Maryla Sobek termine ses études à Paris, en 1987. C’est à ce moment qu’elle est embauchée chez Balenciaga, avec six autres jeunes créateurs,

« Le travail de Michel Goma était une continuité du travail de Balenciaga au niveau de la forme des vêtements et des tombés, dit-elle. Michel Goma avait un côté très classique, tout en étant assez élégant pour répondre aux attentes d’éventuelles clientes… des femmes comme Marlene Dietrich ou Grace de Monaco, qui étaient les clientes de Balenciaga à l’époque. »

Il faut aussi intégrer de la nouveauté, parce que simplement représenter ce qui a déjà été confectionné dans le passé apporte difficilement le succès. Selon Maryla Sobek, les nouveaux textiles le permettent notamment. « Michel Goma a réussi avec brio grâce à des vêtements beaucoup plus modernes au niveau des proportions et des fonctionnalités », poursuit-elle.

Chez Balenciaga, Maryla Sobek dessinait des accessoires, surtout des sacs à main. Elle avait beaucoup de liberté, sauf pour les matières qui lui étaient imposées et malgré les quelques balises qui lui étaient données. Par la suite, Michel Goma, quotidiennement, jetait un œil sur ses dessins pour retenir ceux qui préféraient.

Cliquez ici pour entendre Maryla Sobek décrire une journée de travail typique

« À l’époque, on nous avait demandé d’aller au delà des formes classiques, de proposer beaucoup de nouveauté, d’être provocateur, même parfois au niveau des conceptions de vêtements, se rappelle-t-elle. Certains sacs que je trouvais élégants, qui étaient plus classiques, étaient les premiers à être mis de côté. Les dessins les plus excentriques étaient plus souvent réalisés en usine. »

La maison Balenciaga est aujourd’hui sous la direction artistique de Nicolas Ghesquière.

La pression qui repose sur le directeur artistique est énorme

Le directeur artistique a la mission d’entretenir une légende disparue. Lorsqu’il présente ses premières collections, la pression est énorme, parce qu’il vise le succès.

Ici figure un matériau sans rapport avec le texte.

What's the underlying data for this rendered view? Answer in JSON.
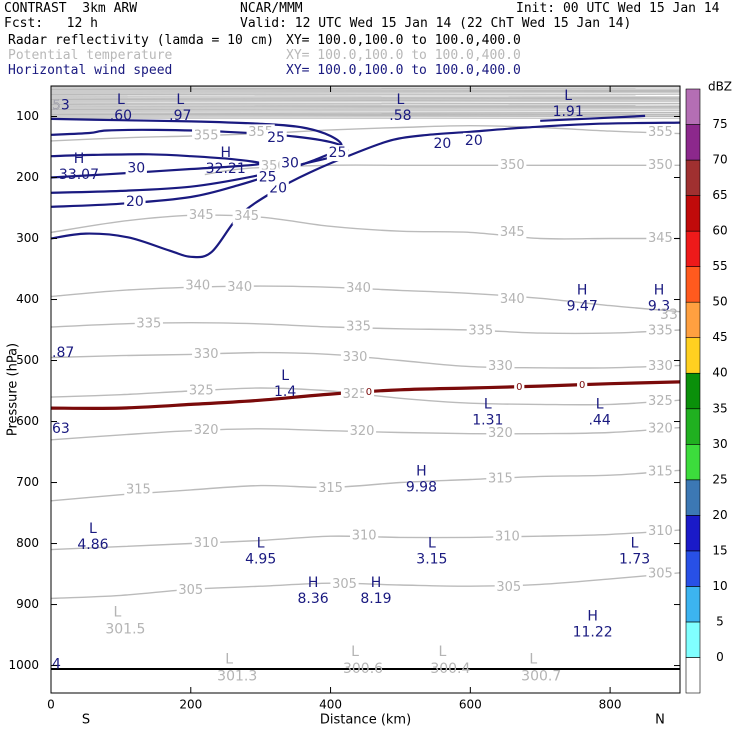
{
  "header": {
    "title": "CONTRAST  3km ARW",
    "center": "NCAR/MMM",
    "init": "Init: 00 UTC Wed 15 Jan 14",
    "fcst": "Fcst:   12 h",
    "valid": "Valid: 12 UTC Wed 15 Jan 14 (22 ChT Wed 15 Jan 14)"
  },
  "legend": [
    {
      "label": "Radar reflectivity (lamda = 10 cm)",
      "xy": "XY= 100.0,100.0 to 100.0,400.0"
    },
    {
      "label": "Potential temperature",
      "xy": "XY= 100.0,100.0 to 100.0,400.0"
    },
    {
      "label": "Horizontal wind speed",
      "xy": "XY= 100.0,100.0 to 100.0,400.0"
    }
  ],
  "colors": {
    "theta": "#bbbbbb",
    "wind": "#1a1a80",
    "freezing": "#7a0a0a",
    "axis": "#000000"
  },
  "chart_data": {
    "type": "cross-section",
    "xlabel": "Distance (km)",
    "ylabel": "Pressure (hPa)",
    "xlim": [
      0,
      900
    ],
    "ylim": [
      1045,
      50
    ],
    "x_ticks": [
      0,
      200,
      400,
      600,
      800
    ],
    "y_ticks": [
      100,
      200,
      300,
      400,
      500,
      600,
      700,
      800,
      900,
      1000
    ],
    "x_end_labels": {
      "left": "S",
      "right": "N"
    },
    "colorbar": {
      "unit": "dBZ",
      "levels": [
        0,
        5,
        10,
        15,
        20,
        25,
        30,
        35,
        40,
        45,
        50,
        55,
        60,
        65,
        70,
        75
      ],
      "colors": [
        "#ffffff",
        "#80ffff",
        "#3cb4f0",
        "#2850e6",
        "#1a1ac8",
        "#3c78b4",
        "#3cdc3c",
        "#20b020",
        "#0a900a",
        "#ffd020",
        "#ffa040",
        "#ff5a1e",
        "#ee1a1a",
        "#c00a0a",
        "#a03030",
        "#8c288c",
        "#b46eb4"
      ]
    },
    "theta_contours": [
      {
        "value": 305,
        "points": [
          [
            0,
            890
          ],
          [
            100,
            885
          ],
          [
            200,
            875
          ],
          [
            300,
            870
          ],
          [
            400,
            865
          ],
          [
            500,
            868
          ],
          [
            600,
            870
          ],
          [
            700,
            867
          ],
          [
            800,
            858
          ],
          [
            900,
            848
          ]
        ]
      },
      {
        "value": 310,
        "points": [
          [
            0,
            810
          ],
          [
            100,
            805
          ],
          [
            200,
            800
          ],
          [
            300,
            795
          ],
          [
            400,
            788
          ],
          [
            500,
            790
          ],
          [
            600,
            790
          ],
          [
            700,
            788
          ],
          [
            800,
            785
          ],
          [
            900,
            778
          ]
        ]
      },
      {
        "value": 315,
        "points": [
          [
            0,
            730
          ],
          [
            100,
            720
          ],
          [
            200,
            712
          ],
          [
            300,
            705
          ],
          [
            400,
            708
          ],
          [
            500,
            700
          ],
          [
            600,
            695
          ],
          [
            700,
            690
          ],
          [
            800,
            688
          ],
          [
            900,
            680
          ]
        ]
      },
      {
        "value": 320,
        "points": [
          [
            0,
            630
          ],
          [
            100,
            622
          ],
          [
            200,
            615
          ],
          [
            300,
            612
          ],
          [
            400,
            615
          ],
          [
            500,
            618
          ],
          [
            600,
            620
          ],
          [
            700,
            620
          ],
          [
            800,
            618
          ],
          [
            900,
            610
          ]
        ]
      },
      {
        "value": 325,
        "points": [
          [
            0,
            560
          ],
          [
            100,
            556
          ],
          [
            200,
            550
          ],
          [
            300,
            545
          ],
          [
            400,
            550
          ],
          [
            500,
            562
          ],
          [
            600,
            570
          ],
          [
            700,
            572
          ],
          [
            800,
            572
          ],
          [
            900,
            565
          ]
        ]
      },
      {
        "value": 330,
        "points": [
          [
            0,
            495
          ],
          [
            100,
            492
          ],
          [
            200,
            490
          ],
          [
            300,
            487
          ],
          [
            400,
            490
          ],
          [
            500,
            500
          ],
          [
            600,
            510
          ],
          [
            700,
            512
          ],
          [
            800,
            512
          ],
          [
            900,
            508
          ]
        ]
      },
      {
        "value": 335,
        "points": [
          [
            0,
            445
          ],
          [
            100,
            440
          ],
          [
            200,
            438
          ],
          [
            300,
            440
          ],
          [
            400,
            445
          ],
          [
            500,
            448
          ],
          [
            600,
            450
          ],
          [
            700,
            455
          ],
          [
            800,
            455
          ],
          [
            900,
            450
          ]
        ]
      },
      {
        "value": 340,
        "points": [
          [
            0,
            395
          ],
          [
            100,
            385
          ],
          [
            200,
            380
          ],
          [
            300,
            378
          ],
          [
            400,
            380
          ],
          [
            500,
            385
          ],
          [
            600,
            390
          ],
          [
            700,
            398
          ],
          [
            800,
            410
          ],
          [
            900,
            420
          ]
        ]
      },
      {
        "value": 345,
        "points": [
          [
            0,
            290
          ],
          [
            100,
            272
          ],
          [
            200,
            262
          ],
          [
            300,
            265
          ],
          [
            400,
            280
          ],
          [
            500,
            288
          ],
          [
            600,
            290
          ],
          [
            700,
            300
          ],
          [
            800,
            300
          ],
          [
            900,
            300
          ]
        ]
      },
      {
        "value": 350,
        "points": [
          [
            220,
            195
          ],
          [
            280,
            185
          ],
          [
            400,
            180
          ],
          [
            500,
            180
          ],
          [
            600,
            180
          ],
          [
            700,
            180
          ],
          [
            800,
            180
          ],
          [
            900,
            180
          ]
        ]
      },
      {
        "value": 355,
        "points": [
          [
            0,
            140
          ],
          [
            100,
            135
          ],
          [
            200,
            132
          ],
          [
            300,
            128
          ],
          [
            400,
            122
          ],
          [
            500,
            118
          ],
          [
            600,
            115
          ],
          [
            700,
            118
          ],
          [
            800,
            124
          ],
          [
            900,
            128
          ]
        ]
      }
    ],
    "theta_labels": [
      {
        "x": 200,
        "p": 877,
        "text": "305"
      },
      {
        "x": 420,
        "p": 867,
        "text": "305"
      },
      {
        "x": 655,
        "p": 872,
        "text": "305"
      },
      {
        "x": 872,
        "p": 850,
        "text": "305"
      },
      {
        "x": 222,
        "p": 800,
        "text": "310"
      },
      {
        "x": 448,
        "p": 788,
        "text": "310"
      },
      {
        "x": 653,
        "p": 789,
        "text": "310"
      },
      {
        "x": 872,
        "p": 780,
        "text": "310"
      },
      {
        "x": 125,
        "p": 712,
        "text": "315"
      },
      {
        "x": 400,
        "p": 710,
        "text": "315"
      },
      {
        "x": 643,
        "p": 694,
        "text": "315"
      },
      {
        "x": 872,
        "p": 683,
        "text": "315"
      },
      {
        "x": 222,
        "p": 615,
        "text": "320"
      },
      {
        "x": 445,
        "p": 616,
        "text": "320"
      },
      {
        "x": 643,
        "p": 620,
        "text": "320"
      },
      {
        "x": 872,
        "p": 612,
        "text": "320"
      },
      {
        "x": 215,
        "p": 550,
        "text": "325"
      },
      {
        "x": 435,
        "p": 556,
        "text": "325"
      },
      {
        "x": 872,
        "p": 567,
        "text": "325"
      },
      {
        "x": 222,
        "p": 490,
        "text": "330"
      },
      {
        "x": 435,
        "p": 495,
        "text": "330"
      },
      {
        "x": 643,
        "p": 510,
        "text": "330"
      },
      {
        "x": 872,
        "p": 510,
        "text": "330"
      },
      {
        "x": 140,
        "p": 440,
        "text": "335"
      },
      {
        "x": 440,
        "p": 445,
        "text": "335"
      },
      {
        "x": 615,
        "p": 452,
        "text": "335"
      },
      {
        "x": 872,
        "p": 452,
        "text": "335"
      },
      {
        "x": 210,
        "p": 378,
        "text": "340"
      },
      {
        "x": 270,
        "p": 380,
        "text": "340"
      },
      {
        "x": 440,
        "p": 382,
        "text": "340"
      },
      {
        "x": 660,
        "p": 400,
        "text": "340"
      },
      {
        "x": 215,
        "p": 262,
        "text": "345"
      },
      {
        "x": 280,
        "p": 264,
        "text": "345"
      },
      {
        "x": 660,
        "p": 290,
        "text": "345"
      },
      {
        "x": 872,
        "p": 300,
        "text": "345"
      },
      {
        "x": 318,
        "p": 182,
        "text": "350"
      },
      {
        "x": 660,
        "p": 180,
        "text": "350"
      },
      {
        "x": 872,
        "p": 180,
        "text": "350"
      },
      {
        "x": 222,
        "p": 132,
        "text": "355"
      },
      {
        "x": 300,
        "p": 126,
        "text": "355"
      },
      {
        "x": 872,
        "p": 126,
        "text": "355"
      }
    ],
    "wind_contours": [
      {
        "value": 20,
        "points": [
          [
            0,
            300
          ],
          [
            50,
            292
          ],
          [
            110,
            298
          ],
          [
            170,
            320
          ],
          [
            200,
            330
          ],
          [
            230,
            322
          ],
          [
            270,
            262
          ],
          [
            320,
            222
          ],
          [
            370,
            192
          ],
          [
            440,
            158
          ],
          [
            490,
            138
          ],
          [
            540,
            130
          ],
          [
            600,
            125
          ],
          [
            680,
            118
          ],
          [
            780,
            112
          ],
          [
            900,
            110
          ]
        ]
      },
      {
        "value": 20,
        "points": [
          [
            0,
            248
          ],
          [
            100,
            243
          ],
          [
            200,
            232
          ],
          [
            270,
            212
          ],
          [
            330,
            190
          ],
          [
            380,
            170
          ],
          [
            415,
            150
          ],
          [
            400,
            132
          ],
          [
            360,
            118
          ],
          [
            300,
            112
          ],
          [
            200,
            108
          ],
          [
            100,
            106
          ],
          [
            0,
            104
          ]
        ]
      },
      {
        "value": 25,
        "points": [
          [
            0,
            225
          ],
          [
            100,
            222
          ],
          [
            200,
            215
          ],
          [
            290,
            198
          ],
          [
            360,
            178
          ],
          [
            420,
            160
          ],
          [
            410,
            145
          ],
          [
            350,
            133
          ],
          [
            250,
            125
          ],
          [
            150,
            122
          ],
          [
            80,
            123
          ],
          [
            55,
            127
          ],
          [
            0,
            130
          ]
        ]
      },
      {
        "value": 30,
        "points": [
          [
            0,
            165
          ],
          [
            60,
            163
          ],
          [
            140,
            162
          ],
          [
            200,
            165
          ],
          [
            260,
            170
          ],
          [
            300,
            177
          ],
          [
            260,
            182
          ],
          [
            200,
            186
          ],
          [
            120,
            192
          ],
          [
            60,
            196
          ],
          [
            0,
            200
          ]
        ]
      },
      {
        "value": 30,
        "points": [
          [
            700,
            107
          ],
          [
            780,
            103
          ],
          [
            850,
            99
          ]
        ]
      }
    ],
    "wind_labels": [
      {
        "x": 120,
        "p": 240,
        "text": "20"
      },
      {
        "x": 325,
        "p": 218,
        "text": "20"
      },
      {
        "x": 560,
        "p": 145,
        "text": "20"
      },
      {
        "x": 605,
        "p": 140,
        "text": "20"
      },
      {
        "x": 310,
        "p": 200,
        "text": "25"
      },
      {
        "x": 410,
        "p": 160,
        "text": "25"
      },
      {
        "x": 322,
        "p": 135,
        "text": "25"
      },
      {
        "x": 122,
        "p": 185,
        "text": "30"
      },
      {
        "x": 342,
        "p": 177,
        "text": "30"
      }
    ],
    "freezing_level": {
      "value": 0,
      "points": [
        [
          0,
          578
        ],
        [
          100,
          578
        ],
        [
          200,
          572
        ],
        [
          300,
          565
        ],
        [
          400,
          555
        ],
        [
          500,
          548
        ],
        [
          600,
          545
        ],
        [
          700,
          542
        ],
        [
          800,
          538
        ],
        [
          900,
          535
        ]
      ]
    },
    "freezing_labels": [
      {
        "x": 455,
        "p": 552,
        "text": "0"
      },
      {
        "x": 670,
        "p": 543,
        "text": "0"
      },
      {
        "x": 760,
        "p": 540,
        "text": "0"
      }
    ],
    "extrema_wind": [
      {
        "x": 100,
        "p": 73,
        "letter": "L",
        "value": ".60"
      },
      {
        "x": 185,
        "p": 73,
        "letter": "L",
        "value": ".97"
      },
      {
        "x": 500,
        "p": 73,
        "letter": "L",
        "value": ".58"
      },
      {
        "x": 740,
        "p": 66,
        "letter": "L",
        "value": "1.91"
      },
      {
        "x": 40,
        "p": 170,
        "letter": "H",
        "value": "33.07"
      },
      {
        "x": 250,
        "p": 160,
        "letter": "H",
        "value": "32.21"
      },
      {
        "x": 760,
        "p": 385,
        "letter": "H",
        "value": "9.47"
      },
      {
        "x": 870,
        "p": 385,
        "letter": "H",
        "value": "9.3"
      },
      {
        "x": 335,
        "p": 525,
        "letter": "L",
        "value": "1.4"
      },
      {
        "x": 625,
        "p": 572,
        "letter": "L",
        "value": "1.31"
      },
      {
        "x": 785,
        "p": 572,
        "letter": "L",
        "value": ".44"
      },
      {
        "x": 530,
        "p": 682,
        "letter": "H",
        "value": "9.98"
      },
      {
        "x": 60,
        "p": 776,
        "letter": "L",
        "value": "4.86"
      },
      {
        "x": 300,
        "p": 800,
        "letter": "L",
        "value": "4.95"
      },
      {
        "x": 545,
        "p": 800,
        "letter": "L",
        "value": "3.15"
      },
      {
        "x": 835,
        "p": 800,
        "letter": "L",
        "value": "1.73"
      },
      {
        "x": 375,
        "p": 865,
        "letter": "H",
        "value": "8.36"
      },
      {
        "x": 465,
        "p": 865,
        "letter": "H",
        "value": "8.19"
      },
      {
        "x": 775,
        "p": 920,
        "letter": "H",
        "value": "11.22"
      }
    ],
    "edge_wind_values": [
      {
        "x": 0,
        "p": 82,
        "text": "53"
      },
      {
        "x": 0,
        "p": 488,
        "text": ".87"
      },
      {
        "x": 0,
        "p": 612,
        "text": "63"
      },
      {
        "x": 0,
        "p": 998,
        "text": "4"
      }
    ],
    "extrema_theta": [
      {
        "x": 95,
        "p": 913,
        "letter": "L",
        "value": "301.5"
      },
      {
        "x": 255,
        "p": 990,
        "letter": "L",
        "value": "301.3"
      },
      {
        "x": 435,
        "p": 978,
        "letter": "L",
        "value": "300.6"
      },
      {
        "x": 560,
        "p": 978,
        "letter": "L",
        "value": "300.4"
      },
      {
        "x": 690,
        "p": 990,
        "letter": "L",
        "value": "300.7"
      }
    ],
    "edge_theta_values": [
      {
        "x": 0,
        "p": 82,
        "text": "5"
      },
      {
        "x": 870,
        "p": 425,
        "text": "33"
      }
    ]
  }
}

Cette pression est aussi rencontrée chez les vedettes montantes, comme Alexander McQueen, qui s’est suicidé en 2010. C’est aussi cette pression, qui, selon plusieurs, à causé la perte de John Galliano, récemment renvoyé de Dior pour propos antisémites.

Cliquez ici pour consulter notre dossier sur la saga John Galliano

« Quand un créateur travaille pour un grand groupe, la pression est énorme, confirme le rédacteur en chef du magazine Dress to Kill, Stéphane Le Duc. Le talent du créateur est autant utilisé que sa personnalité. Au début de carrière, ils sont prêts à tout. Ils veulent développer leur carrière, ce qui leur donne une assurance qui vient un peu de l’inconscience. »

Au fur que la carrière progression et lorsque le succès est au rendez-vous, cette pression s’intensifie. « Quand on avance dans une carrière, on est conscient des attentes des gens, que la barre est toujours plus haute, ajoute-t-il. C’est une pression énorme, quand on sait qu’il y a une équipe qui travaille et dépend aussi de nous. »

Le portrait au Québec

Ici, il existe peu d’exemples de maisons de couture qui sont aujourd’hui centenaires ou qui ont survécu au décès de leur fondateur et qui sont dirigés par un directeur artistique. Il s’agit plutôt de modèles d’entreprises récents, où il peut toutefois y avoir une grande équipe de designers qui travaille.

La designer québécoise Marie Saint Pierre s’est toutefois donnée l’objectif que sa maison survive à son départ. « On veut construire une maison qui reste, peut-être à nos enfants ou qui que ce soit, confie la sœur et partenaire d’affaires de Marie Saint Pierre, Danielle Charest. Ça fait déjà 23 ans. Il n’y a pas beaucoup de designers au Québec, même au Canada, qui, par le financement de leur propres opérations, ont réussi à faire ça. »

Cliquez ici pour écouter notre portrait de Marie Saint Pierre

Évidemment, Marie Saint Pierre a encore beaucoup d’années devant elle… avant de peut-être devenir la première maison de couture au Québec à survivre au départ de son fondateur.